Masuki Tahun Politik, KPK Kampanyekan 'Hajar Serangan Fajar'

Senin, 03 Juli 2023 20:19 WITA

Card image

Wakil Ketua KPK Alexander Marwata (kiri) dan Menko Polhukam (kanan) saat Menghadiri Media Gathering Dalam Rangka Sosialisasi Pemilu 2024 di Jakarta, Senin (3/7/2023). (Foto: Dok.KPK)

Males Baca?

 

JAKARTA - Komisi Pemberantasan Korupsi (KPK) terus mengkampanyekan slogan 'hajar serangan fajar' menjelang kontestasi Pemilihan Umum (Pemilu) 2024. Kali ini, KPK menggandeng Kementerian Komunikasi dan Informatika (Kemenkominfo) serta media untuk mengkampanyekan slogan tersebut.

Wakil Ketua KPK, Alexander Marwata mengakui peran media sangat penting dalam upaya pemberantasan korupsi. Terutama korupsi di sektor politik. Oleh karenanya, Alex berharap media dapat terus berperan aktif menggencarkan upaya pendidikan antikorupsi bagi masyarakat, terutama jelang pemilu mendatang. 

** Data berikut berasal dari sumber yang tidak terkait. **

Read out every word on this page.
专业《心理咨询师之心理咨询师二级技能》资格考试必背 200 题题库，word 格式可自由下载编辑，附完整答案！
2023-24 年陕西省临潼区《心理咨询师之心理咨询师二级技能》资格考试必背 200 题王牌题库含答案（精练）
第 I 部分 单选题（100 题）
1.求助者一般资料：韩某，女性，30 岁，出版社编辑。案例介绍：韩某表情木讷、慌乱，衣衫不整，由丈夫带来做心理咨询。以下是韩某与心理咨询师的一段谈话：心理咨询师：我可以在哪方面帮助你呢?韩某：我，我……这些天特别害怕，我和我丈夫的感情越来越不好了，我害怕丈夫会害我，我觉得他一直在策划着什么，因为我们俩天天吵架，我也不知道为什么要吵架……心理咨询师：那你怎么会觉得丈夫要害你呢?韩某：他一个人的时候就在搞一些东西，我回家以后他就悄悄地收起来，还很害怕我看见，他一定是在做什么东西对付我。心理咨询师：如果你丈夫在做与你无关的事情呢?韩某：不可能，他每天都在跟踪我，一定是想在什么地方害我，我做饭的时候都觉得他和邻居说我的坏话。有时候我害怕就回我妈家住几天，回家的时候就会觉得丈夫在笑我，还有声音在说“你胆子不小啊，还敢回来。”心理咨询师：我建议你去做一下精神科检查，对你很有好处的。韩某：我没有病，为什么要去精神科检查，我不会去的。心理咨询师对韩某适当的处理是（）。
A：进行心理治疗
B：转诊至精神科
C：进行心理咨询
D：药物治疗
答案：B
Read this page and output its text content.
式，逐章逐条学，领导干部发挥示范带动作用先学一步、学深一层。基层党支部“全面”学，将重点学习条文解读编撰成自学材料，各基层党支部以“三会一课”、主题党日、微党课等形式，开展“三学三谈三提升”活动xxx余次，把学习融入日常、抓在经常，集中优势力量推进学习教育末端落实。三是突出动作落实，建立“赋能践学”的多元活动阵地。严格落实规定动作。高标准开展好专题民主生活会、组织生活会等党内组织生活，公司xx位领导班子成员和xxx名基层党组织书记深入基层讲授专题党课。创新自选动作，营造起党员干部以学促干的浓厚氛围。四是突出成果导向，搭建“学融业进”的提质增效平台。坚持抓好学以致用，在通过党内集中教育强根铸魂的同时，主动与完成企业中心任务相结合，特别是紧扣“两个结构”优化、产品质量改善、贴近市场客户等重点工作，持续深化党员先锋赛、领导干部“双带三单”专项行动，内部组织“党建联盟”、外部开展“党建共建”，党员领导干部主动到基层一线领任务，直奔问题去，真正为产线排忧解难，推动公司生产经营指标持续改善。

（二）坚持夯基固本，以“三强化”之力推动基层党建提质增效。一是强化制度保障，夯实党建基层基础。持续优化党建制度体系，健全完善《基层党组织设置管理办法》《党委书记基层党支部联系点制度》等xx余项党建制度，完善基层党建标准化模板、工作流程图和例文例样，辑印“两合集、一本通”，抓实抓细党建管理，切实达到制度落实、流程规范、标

"Mewakili KPK dan Kemenkominfo, mari kita sukseskan pemilu berintegritas dan menggandeng masyarakat untuk memilih calon yang berintegritas dan memiliki kapasitas. Bersama kita kampanyekan pemilu Hajar Serangan Fajar," ungkap Alex melalui keterangan resminya, Senin (3/6/2023).

Untuk memaksimalkan pencegahan korupsi di sektor politik, KPK bersama Kemenkominfo menggelar _media gathering_ dalam rangka sosialisasi pemilu 2024 di Jakarta, hari ini. Dalam pertemuan itu, KPK menyoroti masih banyaknya kepala daerah yang korupsi.

Salah satu penyebabnya adalah _money politic_ dalam pemilu. Menurut Alex, salah satu bentuk _money politics_ yakni serangan fajar. Oleh karena, KPK terus mengkampanyekan tolak politik uang. Sebab, politik uang memunculkan sosok pemimpin yang tidak memiliki kapasitas dan integritas.

"Sebuah pertanyaan besar, Kenapa banyak kepala daerah yang korupsi, ternyata biaya politik yang mahal akar masalahnya," jelas Alex.

Lebih lanjut, Alex menyampaikan bahwa berdasarkan survei Kemendagri dan KPK, biaya alokasi calon kepala daerah/walikota/bupati adalah 20-30 miliar rupiah, dan belum dapat dipastikan menang. Sehingga, terbayang berapa banyak biaya yang harus dilipatgandakan jika ingin menang. 

Tak jarang, dana sponsor/vendor daerah setempat menjadi salah satu sumber pendanaan bagi biaya politik. Melalui pendanaan tersebut, calon yang didukung diharapkan dapat menang dan akan mempermudah vendor dalam lelang proyek pembangunan nantinya.

Politik uang termasuk pelanggaran dalam pilkada. Dalam UU Nomor 10 Tahun 2016 tentang Pilkada, pasangan calon yang melakukan politik uang bisa mendapat sanksi administratif sampai pidana. Karenanya, seluruh pihak harus mampu dengan tegas menolak adanya praktik politik uang yang sejatinya merusak iklim dan sistem demokrasi bangsa Indonesia.